What Being Single Taught Me


What does Christian womanhood look like when you're not a wife and mother…and don’t know if you'll ever be?

“Sarah Bolton is in a Relationship” was the first thing that popped up in my Facebook newsfeed that morning.

I held my breath in a dramatic moment of indecision. To like or not to like?

If I liked it, I would acknowledge that I had seen it and I was the last of my high school friends to not be married, engaged, or even in a serious relationship.

If I didn’t like it, she’d notice. She had told me about this guy over coffee the week before and how courteous and intentional he had been—unlike her last boyfriend. From the sparkle in her eye, I knew this guy was someone special.

I winced and I “liked” it. After all, I was happy before her. I just didn’t know what my own future held.

The women of my generation are making the transition from singleness to marriage later in life and this brings up questions we have not had to ponder quite so hard before. We are wondering what Christian womanhood looks like when we are not wives and mothers…and don’t know if we will ever be? Deep down, there is the unsettling truth that Prince Charming might never come. Does that mean God has forgotten about us?

I have had a string of related questions in my own mind the past couple of years as I graduated high school, moved to the big city, and was consistently disappointed when I didn’t find “the one.”

But I learned. Oh, how I have learned.

1. God is More Than Enough

The questions and doubts attached to singleness emerge from the innermost places of our heart. It is where some of our deepest passions and longings lie. So it should be no surprise that this is where Satan launches his most successful attacks.

If you are a single Christian committed to purity, you are under attack.

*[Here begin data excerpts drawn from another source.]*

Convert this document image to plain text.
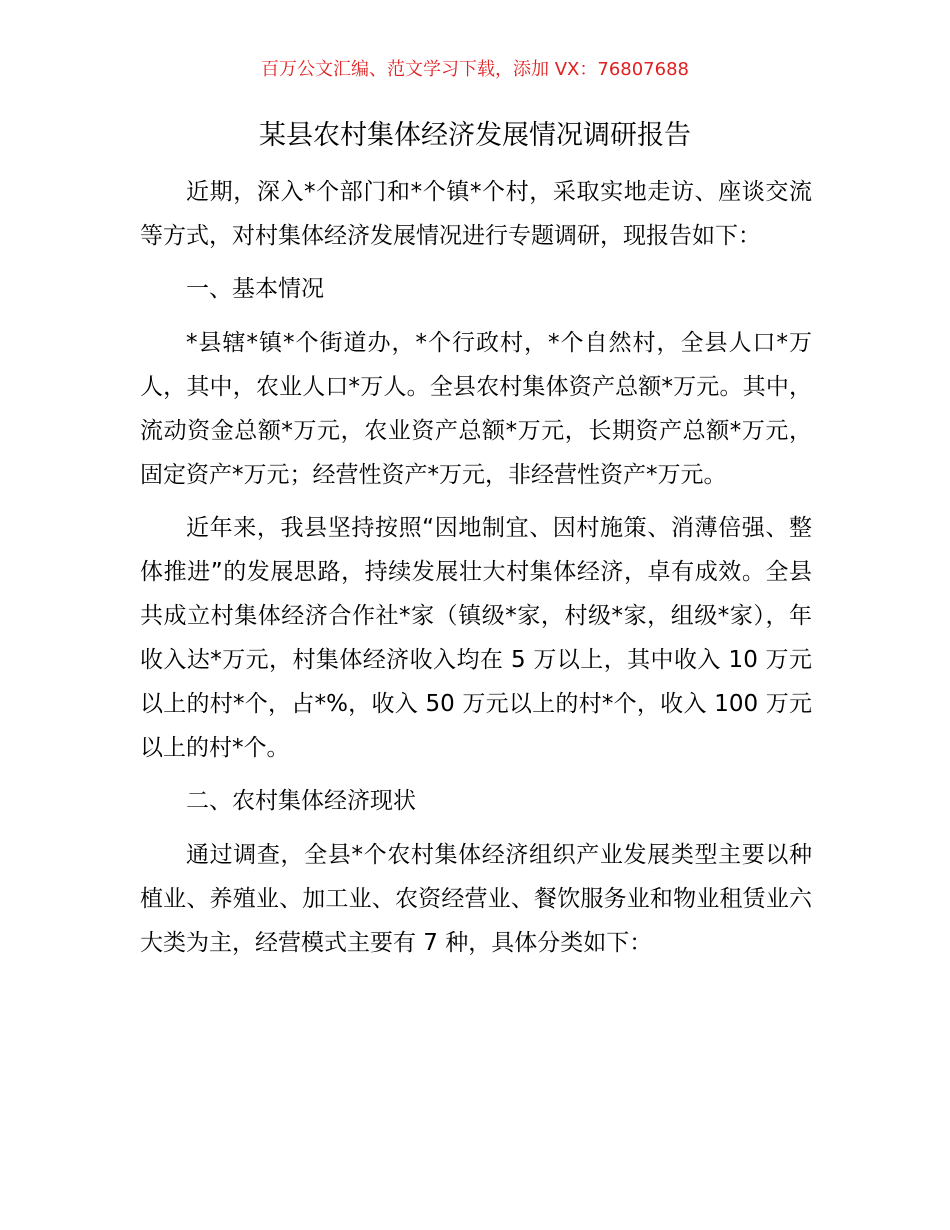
百万公文汇编、范文学习下载，添加 VX：76807688
某县农村集体经济发展情况调研报告

近期，深入*个部门和*个镇*个村，采取实地走访、座谈交流等方式，对村集体经济发展情况进行专题调研，现报告如下：

一、基本情况

*县辖*镇*个街道办，*个行政村，*个自然村，全县人口*万人，其中，农业人口*万人。全县农村集体资产总额*万元。其中，流动资金总额*万元，农业资产总额*万元，长期资产总额*万元，固定资产*万元；经营性资产*万元，非经营性资产*万元。

近年来，我县坚持按照“因地制宜、因村施策、消薄倍强、整体推进”的发展思路，持续发展壮大村集体经济，卓有成效。全县共成立村集体经济合作社*家（镇级*家，村级*家，组级*家），年收入达*万元，村集体经济收入均在 5 万以上，其中收入 10 万元以上的村*个，占*%，收入 50 万元以上的村*个，收入 100 万元以上的村*个。

二、农村集体经济现状

通过调查，全县*个农村集体经济组织产业发展类型主要以种植业、养殖业、加工业、农资经营业、餐饮服务业和物业租赁业六大类为主，经营模式主要有 7 种，具体分类如下：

The battle we are engaged in shows up when we face excruciating loneliness, insecurity, or lust. To any young (or old) women reading this, I can tell you that God is more than enough to banish any of those.

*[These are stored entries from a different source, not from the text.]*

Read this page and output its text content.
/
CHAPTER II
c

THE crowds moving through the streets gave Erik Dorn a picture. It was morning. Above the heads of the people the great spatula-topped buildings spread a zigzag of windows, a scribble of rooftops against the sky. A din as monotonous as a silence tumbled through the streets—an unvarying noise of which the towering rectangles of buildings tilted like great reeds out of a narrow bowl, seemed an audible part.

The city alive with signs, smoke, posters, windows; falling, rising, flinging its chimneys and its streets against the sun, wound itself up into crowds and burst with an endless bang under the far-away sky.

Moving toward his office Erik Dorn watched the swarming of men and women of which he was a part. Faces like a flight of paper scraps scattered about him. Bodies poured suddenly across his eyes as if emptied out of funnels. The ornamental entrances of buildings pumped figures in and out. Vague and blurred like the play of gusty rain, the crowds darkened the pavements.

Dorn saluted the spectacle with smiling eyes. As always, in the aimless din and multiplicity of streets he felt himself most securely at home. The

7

Longing for companionship is nothing to be ashamed of. Wanting to build and share a life with someone is good and godly and we should never try to hide it. But when those desires translates into fear or desperation (a willingness to “settle”), it is not of God. Satan never has raw materials, he can only distort what God has already made.

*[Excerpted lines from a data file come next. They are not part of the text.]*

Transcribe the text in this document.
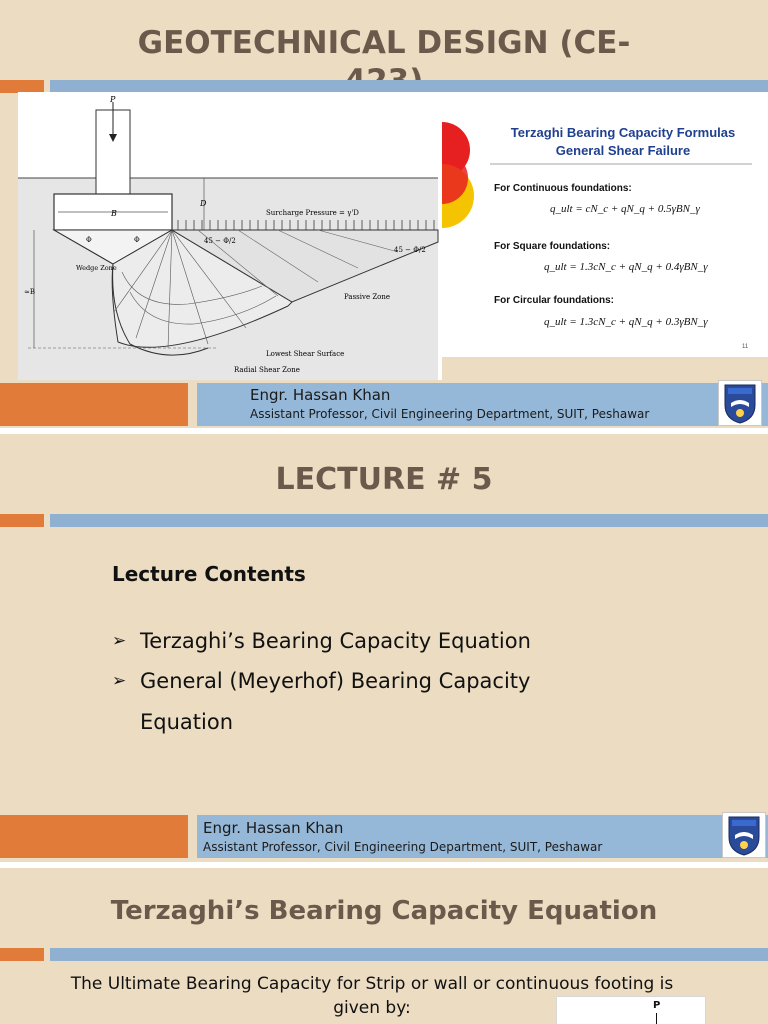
GEOTECHNICAL DESIGN (CE-
P
B
D
Surcharge Pressure = γ'D
Φ	Φ	45 − Φ/2
45 − Φ/2
Passive Zone
Wedge Zone
Lowest Shear Surface
Radial Shear Zone
≈B
Terzaghi Bearing Capacity Formulas
General Shear Failure
For Continuous foundations:
q_ult = cN_c + qN_q + 0.5γBN_γ
For Square foundations:
q_ult = 1.3cN_c + qN_q + 0.4γBN_γ
For Circular foundations:
q_ult = 1.3cN_c + qN_q + 0.3γBN_γ
11
Engr. Hassan Khan
Assistant Professor, Civil Engineering Department, SUIT, Peshawar
LECTURE # 5
Lecture Contents
➢ Terzaghi’s Bearing Capacity Equation
➢ General (Meyerhof) Bearing Capacity
Equation
Engr. Hassan Khan
Assistant Professor, Civil Engineering Department, SUIT, Peshawar
Terzaghi’s Bearing Capacity Equation
The Ultimate Bearing Capacity for Strip or wall or continuous footing is
given by:	P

The best way to control our desires is to submit them to their Creator. Every time loneliness or lust rears its ugly head, give it to the Almighty. He made those desires, He knows what to do with them.

2. Don’t Take Singleness Too Seriously

What if he’s the one?!” We text our BFF when the guy we’ve had our eye on for weeks/months finally makes a move and we have a date planned for Friday night. Or after a month or two of dating.

Word of advice: Don’t. 

We can put a lot of pressure on dating and relationship. We spend our whole lives dreaming about a future with an unknown guy, a faceless Prince Charming, and sometimes we become desperate to discover who he is. We just don’t want to be single anymore.

This is where patience and discernment is going to be your best friend. Hopefully, any guy you go out with will treat you with kindness and respect, but don’t expect him to be Mr. Perfect and read your mind and quote The Notebook.

You need patience. You can’t tell if this guy has the character you would want in a husband in one evening (wouldn’t that be great though?!). Every good thing takes time. Time to observe, interact, and learn.

Discernment based on godly principles is going to help you out a lot.  Is he slow to listen, but quick to speak? Is he always the first to leave when help is needed? You know what your standards are, does he meet them (or is he striving to)?  If he isn’t the guy for you, don’t sweat it. If you are truly trusting God’s plan, you are not going to place your life’s happiness on one date or one guy.

3. Never Follow Just Your Heart

Let me tell you a story on why following your heart isn’t always a good idea.

His name was Will.  When I first met him on a cold January afternoon, I was tongue-tied before I could even utter a hello (bless my heart). He was tall, good-looking, held my door, cooked the best meals, had an incredible wit and quoted C.S. Lewis to me when I was sad. Ah, to say I was head-over-heels would be an understatement!

By God’s grace, I eventually saw through Will’s good-looking facade. After a series of events, I learned that he was manipulative and that he had lied to me more than once. I was hurt and confused, but I didn’t react furiously and hope foolishly that I was somehow mistaken. I moved on.

This attitude wasn’t easy, but I was able to healthily separate facts from feelings because I trusted in God’s protection rather than the desires of my own heart. How difficult it is to act against your own flesh! Everything in you screams to act one way, but the Bible very clearly states the opposite. Do we act on truth or on feeling? That is our moment of decision.


These all have obtained a good report through faith, but they did not receive the promise. For God provided something better for us, so that with us they would be made perfect (Hebrews 11:39-40 ESV)

God doesn’t want us to be miserable, but He does want us to learn to abide in Him at all costs. Whether married or unmarried, dating or single, we all wrestle with discontent and unfulfilled desires.

Maybe He wants me to be like my mom and get married and have five kids. Maybe He plans on me living a life of singleness that is dedicated wholly to Him. So be it. Whatever He requires, I willingly oblige because I understand that I am His. Whether I am married or single, God always, always comes first.